Other ‘A’, ‘K’ seats: Window seats are a tad roomier than their aisle counterparts thanks to the extra space given over to that passageway, but avoid row 11 on daytime flights as there’s one less window than in the other rows.
Other ‘C’, ‘D’, ‘G’ and ‘H’ seats: Can’t get a window? Then choose an aisle instead, but avoid rows 7 and 12 if you have other options available due to the nearby bathrooms. Note that 11D and 12D are also bassinet seats, so if you sit here you may be bumped for a traveller with a baby.
How about the middle ‘E’ seats? Although middle seat passengers get direct aisle access, these can feel a little more boxed-in than the nearby aisle and window seats, especially if your seatmates on either side raise their privacy dividers.
That might not matter as much on an overnight flight where your priority is sleep (such as Tokyo-Sydney), but on daytime flights where you plan to work, it’s less desirable.
Best seats for duos and couples? You really can’t go wrong in picking any two adjacent seats on this aircraft as they all allow passengers to talk between them whenever those privacy dividers are open.

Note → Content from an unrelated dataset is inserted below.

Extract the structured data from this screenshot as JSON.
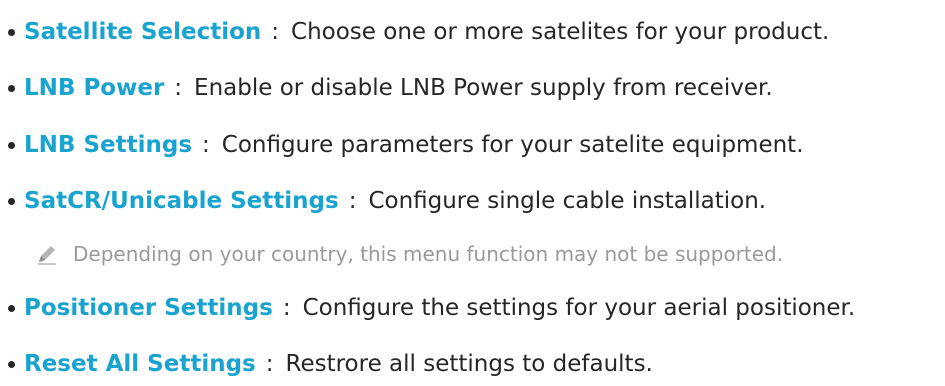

However, opt for an A+C or H+K pair in the same row number to avoid one of you taking that middle seat, or roll with D+E or E+G if that’s all that remains. Also note that while the D+G seats appear to align on each side, the presence of the middle seat precludes any discussion between them.
Best seats for trios? That’s an easy one – plonk yourselves in one of the central D+E+G groups and keep the privacy dividers down to chat.